How Ottawa Spends, 1996-97: Life Under the Knife
Description
Contains Bibliography
$29.95
ISBN 0-88629-285-9
DDC 354.7100722
Publisher
Year
Contributor
J.L. Granatstein is a professor of history at York University, the
co-author of the Dictionary of Canadian Military History and Empire to
Umpire: Canada and the World to the 1990s, and the author of The Good
Fight.
Review
This volume, the most recent in a Carleton University Press series that
has been under way since 1983, is every bit as useful as its
predecessors—and that is very useful indeed. Life Under the Knife
looks at a host of departments and programs and examines their struggle
to survive in a constrained fiscal environment. We get analyses of
policy, spending, and budgets, and the disparate authors do their work
well if, inevitably, unevenly. Not all departments are covered each
year, but over several volumes, virtually every one is analyzed.

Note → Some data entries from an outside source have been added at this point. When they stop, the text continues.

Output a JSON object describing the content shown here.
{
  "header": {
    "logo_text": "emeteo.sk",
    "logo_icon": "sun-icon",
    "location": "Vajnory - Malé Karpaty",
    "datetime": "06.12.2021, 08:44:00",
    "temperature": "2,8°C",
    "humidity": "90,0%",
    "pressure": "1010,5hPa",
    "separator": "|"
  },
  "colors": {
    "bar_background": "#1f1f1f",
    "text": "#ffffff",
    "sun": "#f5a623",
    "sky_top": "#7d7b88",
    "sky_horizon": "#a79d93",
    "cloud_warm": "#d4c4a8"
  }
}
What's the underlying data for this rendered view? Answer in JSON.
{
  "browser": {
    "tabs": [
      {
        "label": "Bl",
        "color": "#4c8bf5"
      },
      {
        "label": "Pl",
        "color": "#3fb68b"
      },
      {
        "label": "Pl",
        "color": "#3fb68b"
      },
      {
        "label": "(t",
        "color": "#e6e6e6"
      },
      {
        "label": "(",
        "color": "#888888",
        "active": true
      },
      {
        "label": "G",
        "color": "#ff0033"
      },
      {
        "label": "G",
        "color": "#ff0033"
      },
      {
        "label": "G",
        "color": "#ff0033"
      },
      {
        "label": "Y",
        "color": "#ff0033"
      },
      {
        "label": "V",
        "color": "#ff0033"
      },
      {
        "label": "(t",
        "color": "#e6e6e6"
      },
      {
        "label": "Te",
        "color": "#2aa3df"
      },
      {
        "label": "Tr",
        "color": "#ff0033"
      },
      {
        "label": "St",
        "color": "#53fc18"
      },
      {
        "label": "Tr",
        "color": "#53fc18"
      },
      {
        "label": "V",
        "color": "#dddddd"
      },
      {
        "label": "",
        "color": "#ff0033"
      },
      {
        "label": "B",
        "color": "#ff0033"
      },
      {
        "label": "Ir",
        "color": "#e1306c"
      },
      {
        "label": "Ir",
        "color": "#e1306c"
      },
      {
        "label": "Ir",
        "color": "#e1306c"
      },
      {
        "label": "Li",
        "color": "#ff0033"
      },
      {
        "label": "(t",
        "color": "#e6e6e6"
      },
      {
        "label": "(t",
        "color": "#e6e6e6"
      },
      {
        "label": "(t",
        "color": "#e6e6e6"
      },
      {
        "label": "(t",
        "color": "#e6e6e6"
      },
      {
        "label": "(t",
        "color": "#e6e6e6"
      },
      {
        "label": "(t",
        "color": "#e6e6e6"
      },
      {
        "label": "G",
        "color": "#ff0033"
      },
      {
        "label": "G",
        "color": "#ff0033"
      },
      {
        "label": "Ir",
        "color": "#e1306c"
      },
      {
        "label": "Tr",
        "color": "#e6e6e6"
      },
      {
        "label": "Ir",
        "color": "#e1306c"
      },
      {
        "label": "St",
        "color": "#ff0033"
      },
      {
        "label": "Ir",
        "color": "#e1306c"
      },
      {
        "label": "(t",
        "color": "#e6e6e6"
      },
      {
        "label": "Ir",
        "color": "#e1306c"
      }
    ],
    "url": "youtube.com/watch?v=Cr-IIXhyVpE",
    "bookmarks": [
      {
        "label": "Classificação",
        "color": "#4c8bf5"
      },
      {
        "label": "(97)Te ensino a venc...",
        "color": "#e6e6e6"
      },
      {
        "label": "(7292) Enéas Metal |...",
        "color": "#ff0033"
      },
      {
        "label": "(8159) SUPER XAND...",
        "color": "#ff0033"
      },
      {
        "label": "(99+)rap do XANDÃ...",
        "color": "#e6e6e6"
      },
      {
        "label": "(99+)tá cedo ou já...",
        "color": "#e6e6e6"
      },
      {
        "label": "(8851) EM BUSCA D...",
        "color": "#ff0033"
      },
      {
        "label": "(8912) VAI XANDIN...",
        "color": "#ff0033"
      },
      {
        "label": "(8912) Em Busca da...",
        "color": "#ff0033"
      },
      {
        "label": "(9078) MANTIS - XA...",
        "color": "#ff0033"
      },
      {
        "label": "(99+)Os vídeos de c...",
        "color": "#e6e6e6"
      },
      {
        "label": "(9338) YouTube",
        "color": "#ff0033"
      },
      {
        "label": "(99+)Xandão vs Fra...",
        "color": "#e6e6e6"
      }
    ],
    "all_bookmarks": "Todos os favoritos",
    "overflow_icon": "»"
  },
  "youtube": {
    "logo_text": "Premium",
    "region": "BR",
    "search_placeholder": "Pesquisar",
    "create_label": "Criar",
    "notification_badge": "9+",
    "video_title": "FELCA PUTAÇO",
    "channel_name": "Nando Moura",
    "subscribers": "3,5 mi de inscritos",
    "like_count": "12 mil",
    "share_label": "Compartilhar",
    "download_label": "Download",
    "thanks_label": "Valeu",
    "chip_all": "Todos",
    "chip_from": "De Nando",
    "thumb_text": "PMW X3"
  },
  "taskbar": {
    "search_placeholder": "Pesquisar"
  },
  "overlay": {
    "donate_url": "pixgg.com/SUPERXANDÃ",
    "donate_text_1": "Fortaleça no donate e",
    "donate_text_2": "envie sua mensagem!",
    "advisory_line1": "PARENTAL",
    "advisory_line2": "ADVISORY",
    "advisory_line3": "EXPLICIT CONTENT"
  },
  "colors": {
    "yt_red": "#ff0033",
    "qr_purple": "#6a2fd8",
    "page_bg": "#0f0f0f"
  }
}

The study of the Department of National Defence, to single out only one
chapter in the current volume, looks at the huge budget (more than $10
billion a year) of a troubled ministry and demonstrates how it is
struggling to make do with fewer people and with expenditures that
continue to shrivel from inflation and cutbacks. Other chapters treat
Environment Canada, Public Works Canada, Industry Canada, public service
downsizing, and the Bank of Canada.
For anyone seriously interested in how the federal government manages
its/our money, this series is indispensable.